The show was founded a decade ago in honor of Pat Flynn, a former student who began riding at Little Bit when she developed multiple sclerosis. As a former rodeo rider, she was able to continue developing riding skills with the instruction of Little Bit trainers. It was Flynn's endowment that enabled the center to remodel its facilities approximately five years ago.
The different events, or "classes," of the show are jumping, dressage (an event in which the rider and horse must follow a given riding pattern), equitation, costume, and obstacle course. In the dressage class, competitors sometimes ride to music. In the obstacle course class, the horse and rider encounter obstacles such as bridges, opening mailboxes, and opening and closing gates. According to Mary Pardee, Little Bit development and public relations representative, this class is a demonstration of good teamwork between the rider and horse.

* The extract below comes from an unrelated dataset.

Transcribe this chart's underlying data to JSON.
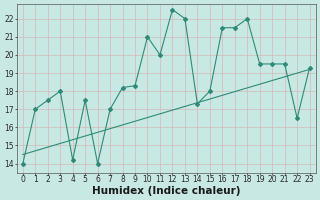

Pardee said the costume class is a favorite with spectators as well as competitors. "Some wear the most outrageous costumes," she said. In past years, horses and their riders have appeared dressed as cows, frogs, and tourists.
"The show is particularly gratifying when you see how much the riders accomplish on horseback," Pardee said. "It is an amazing experience to see someone in a wheelchair get on a horse and go out with fellow riders," she explained, adding that on a horse, the rider can go anywhere.
Pardee pointed out that horses at Little Bit are well-mannered and trained to remain calm around people, including strangers. They remain calm even when wheelchairs are brought right up alongside them. She said anyone who knows horses will realize that for a horse to remain this calm is an amazing thing to see.
The show will run 9 a.m. to 5 p.m. on Saturday and 9 a.m. to 2 p.m. on Sunday. The public is invited to attend.